Pour bien appliquer ces principes, il faut :

- un espace de manutention qui permette de se dégager de la charge à soulever pour placer son corps de façon optimale :

- des charges respectant les limites autorisées et des rythmes de travail adaptés :

- des cuisses et une paroi abdominale bien musclée.

La musculature abdominale, en se contractant, augmente la pression dans la cavité abdominale qui est alors rigidifiée et joue le rôle d'un tuteur en avant de la colonne. Ceci a pour conséquence de réduire l'effort des muscles du dos et la pression sur les disques intervertébraux.

Les vibrations transmises au tronc vont entrainer des cycles de compression-distention sur les disques et induire une fatigue accélérée de ces disques. Les vibrations peuvent également altérer les surfaces articulaires qui relient les vertèbres entre elles, du fait de chocs ou de frottements répétés entre ces surfaces. Enfin les vibrations qui sont des mouvements réguliers sont parfois entrecoupés de chocs liés aux imperfections des voies de circulation. Ces chocs sont souvent à l'origine de douleurs brutales.

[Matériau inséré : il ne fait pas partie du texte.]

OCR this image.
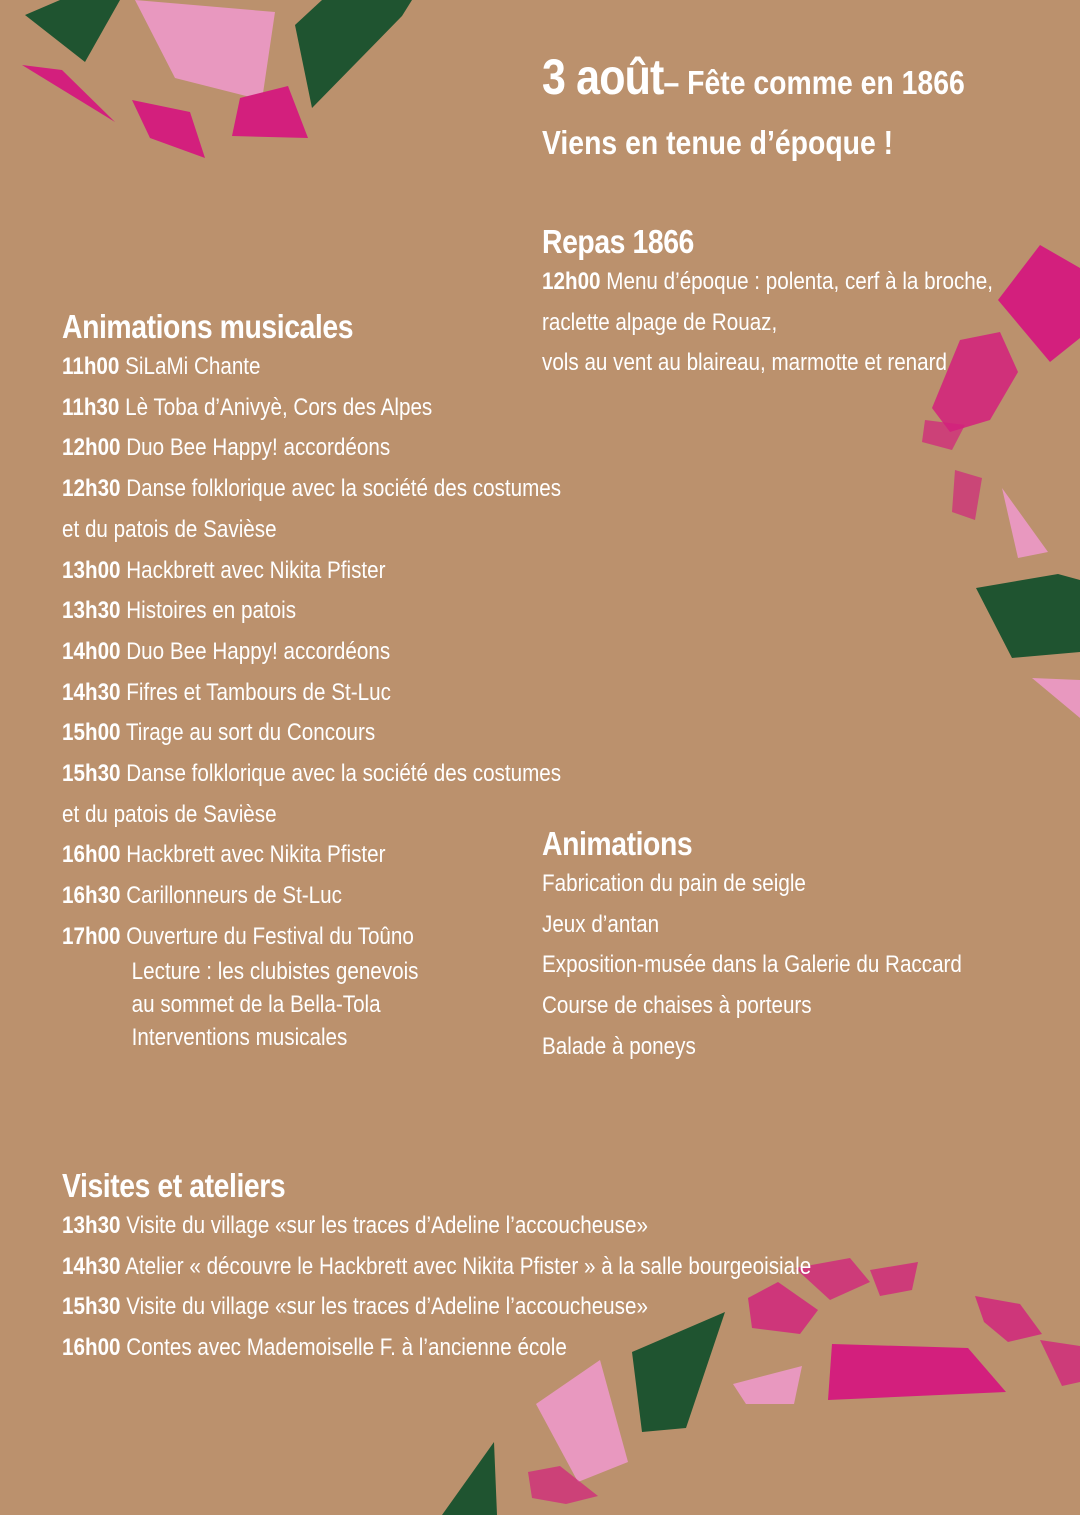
3 août– Fête comme en 1866
Viens en tenue d’époque !
Repas 1866
12h00 Menu d’époque : polenta, cerf à la broche,
raclette alpage de Rouaz,
vols au vent au blaireau, marmotte et renard
Animations musicales
11h00 SiLaMi Chante
11h30 Lè Toba d’Anivyè, Cors des Alpes
12h00 Duo Bee Happy! accordéons
12h30 Danse folklorique avec la société des costumes
et du patois de Savièse
13h00 Hackbrett avec Nikita Pfister
13h30 Histoires en patois
14h00 Duo Bee Happy! accordéons
14h30 Fifres et Tambours de St-Luc
15h00 Tirage au sort du Concours
15h30 Danse folklorique avec la société des costumes
et du patois de Savièse
16h00 Hackbrett avec Nikita Pfister
16h30 Carillonneurs de St-Luc
17h00 Ouverture du Festival du Toûno
Lecture : les clubistes genevois
au sommet de la Bella-Tola
Interventions musicales
Animations
Fabrication du pain de seigle
Jeux d’antan
Exposition-musée dans la Galerie du Raccard
Course de chaises à porteurs
Balade à poneys
Visites et ateliers
13h30 Visite du village «sur les traces d’Adeline l’accoucheuse»
14h30 Atelier « découvre le Hackbrett avec Nikita Pfister » à la salle bourgeoisiale
15h30 Visite du village «sur les traces d’Adeline l’accoucheuse»
16h00 Contes avec Mademoiselle F. à l’ancienne école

La prévention des douleurs dorsales liées aux vibrations est avant tout de nature technique. L'amélioration des suspensions des véhicules, des voies de circulation et l'adaptation de sièges à suspension aux véhicules en sont les éléments indispensables. Pour offrir plus de confort et d'eficacité, le siège doit permettre un réglage spécifique à chaque conducteur. Enfin l'entretien et le remplacement des sièges usagés sont indispensables à une prévention effective.

La prévention technique implique également la limitation des temps d'exposition aux vibrations d'autant plus que les vibrations sont très souvent associées au maintien d'une posture assise parfois inconfortable. Cette double contrainte ne peut être prolongée. Un arrêt toutes les deux heures pour s'étirer, bouger, marcher est indiqué, même s'il ne dure que quelques minutes.

Pour terminer, pensez à effectuer des mouvements de gymnastique du dos. Vous en trouverez dans de nombreuses revues spécialisées. Les méthodes de relaxation sont également recommandées pour : décontracturer les muscles (effets rapides), la recherche de la tension optimum pour effectuer un mouvement, le rééquilibrage des forces, l'entretien de la ceinture abdominale (prévention).